Elementary teacher, wife, mother, Purdue fan – Second bout of sarcoma

She’s dedicated her life to teaching and now Lisa Fankhauser is using the same determination in fighting cancer.

By IU Health Senior Journalist T.J. Banes, tfender1@iuhealth.org

The young lives of second through fifth graders have been touched by her devotion. Her own three children have learned about her abundant love, and her husband of 33 years supports her determination.

At 55, Lisa Fankhauser is bringing on her “A game” – giving it her “All” to face a second bout of cancer. The timing is bad; but she knows that’s how life works sometimes. As an elementary teacher she is accustomed to expecting the unexpected.

It was 2004 when she was first diagnosed with Synovial sarcoma (SS), a rare type of cancer that affects the soft tissues supporting the bones and organs in her body. Under the care of IU Health Dr. Daniel Wurtz she underwent surgery on her left leg. The procedure included removal of the sarcoma in her hamstring and a benign bone tumor in her femur – replacing it with a cadaver bone and steel rod.

Three years later the cancer began to spread to her lungs. She became a patient of IU Health oncologist Dr. Daniel Rushing and began a chemotherapy regime. After a clear scan, Fankhauser thought she’d beat the enemy.

A native of Munster, Fankhauser was number four of five children who grew up to become a diehard Purdue fan. Her father is a Boilermaker and four of his five children attended Purdue. She met her husband Jerry at the West Lafayette campus and they were married 33 years ago. Together they have three children – a daughter, Jordan Keen who lives in Michigan, and sons Trey, who lives in Crown Point, and Luke who lives in in Gainesville, Fla. The family lived most of their life in Lafayette where Fankhauser’s husband taught at Purdue and she was an elementary teacher at Wyandotte Elementary.

“I think my favorite thing about teaching is I love the smiles I get from kids from kids and every day is a new day,” said Fankhauser. “When you see something clicks with them, it just makes my day. I love serving others and children have always had a place in my heart.” For Christmas this year she bought ginger bread house kits for all 20 students in her second grade class. She also sent a note home to parents letting them know her cancer had returned. In addition to teaching she loves Cubs baseball and once decorated her classroom in a Cubs theme.

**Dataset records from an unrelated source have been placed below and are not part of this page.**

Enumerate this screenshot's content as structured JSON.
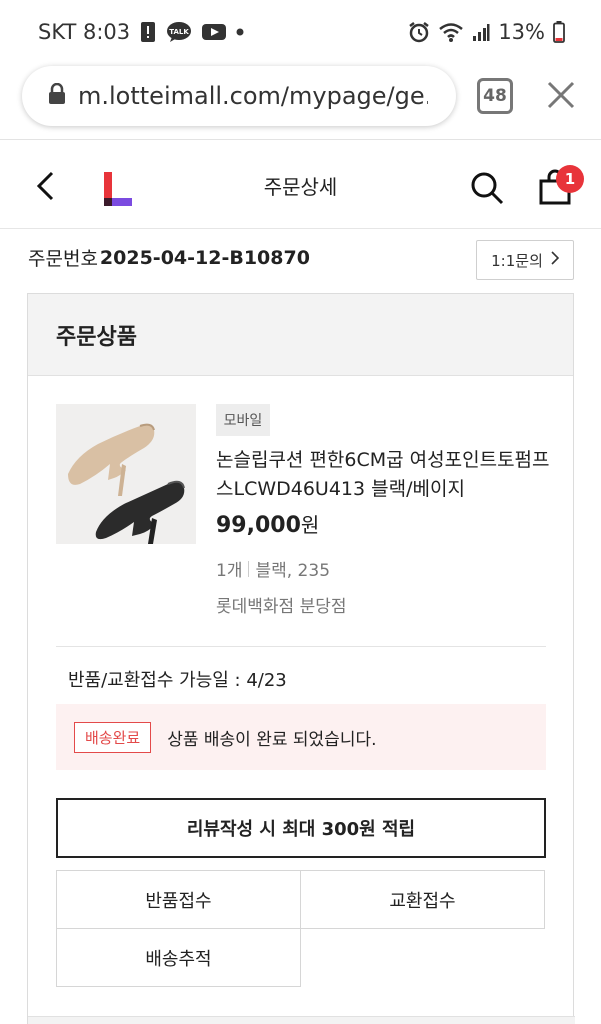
{
  "status_bar": {
    "carrier_time": "SKT 8:03",
    "battery": "13%"
  },
  "url_bar": {
    "url": "m.lotteimall.com/mypage/ge...",
    "tab_count": "48"
  },
  "header": {
    "title": "주문상세",
    "cart_count": "1"
  },
  "order": {
    "number_label": "주문번호",
    "number": "2025-04-12-B10870",
    "inquiry_label": "1:1문의"
  },
  "card": {
    "title": "주문상품",
    "product": {
      "channel_tag": "모바일",
      "name": "논슬립쿠션 편한6CM굽 여성포인트토펌프스LCWD46U413 블랙/베이지",
      "price": "99,000",
      "currency": "원",
      "quantity": "1개",
      "option": "블랙, 235",
      "store": "롯데백화점 분당점"
    },
    "return_date": "반품/교환접수 가능일 : 4/23",
    "delivery_status": {
      "badge": "배송완료",
      "message": "상품 배송이 완료 되었습니다."
    },
    "review_button": "리뷰작성 시 최대 300원 적립",
    "actions": {
      "return": "반품접수",
      "exchange": "교환접수",
      "tracking": "배송추적"
    }
  },
  "colors": {
    "accent_red": "#e8343a",
    "status_bg": "#fdf1f1"
  }
}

She also loves Purdue sports. Her favorite games are the first ones of the season when she can tailgate with friends and family.

She was in the stands of Mackey Arena the first week in December when Purdue faced off against second-ranked Virginia. Purdue dominated and the game ended in a 69-40 victory over the defending national champions. It was a moment that would come back to offer inspiration to Fankhauser later as she again faced her cancer treatments.

Her husband accepted a job at the University of Florida and Fankhauser was preparing to retire and enjoy the southern sunshine. But in November as she was helping her daughter move, Fankhauser was rubbing her sore shoulders when she noticed a fullness. A large mass was discovered on her right side. The cancer had returned.

“I have thought many times about that amazing Purdue win over Virginia. Purdue dominated and I thought ‘we’re back; we can do this,’” said Fankhauser. “That’s how I feel now. No one wants to hear they have cancer again. My kids are older and I feel like I’m in a good place and want to get rid of it once and for all.”

Under the care of Dr. Rushing she began 18 weeks of chemotherapy and faces surgery to remove the mass.

“Even as I was preparing to move to Florida we still feel comfortable sticking with our plan to have chemo and surgery here. I have such confidence in the expertise at IU Health that goes back 2004. I feel like I’m in the best possible place I can be.”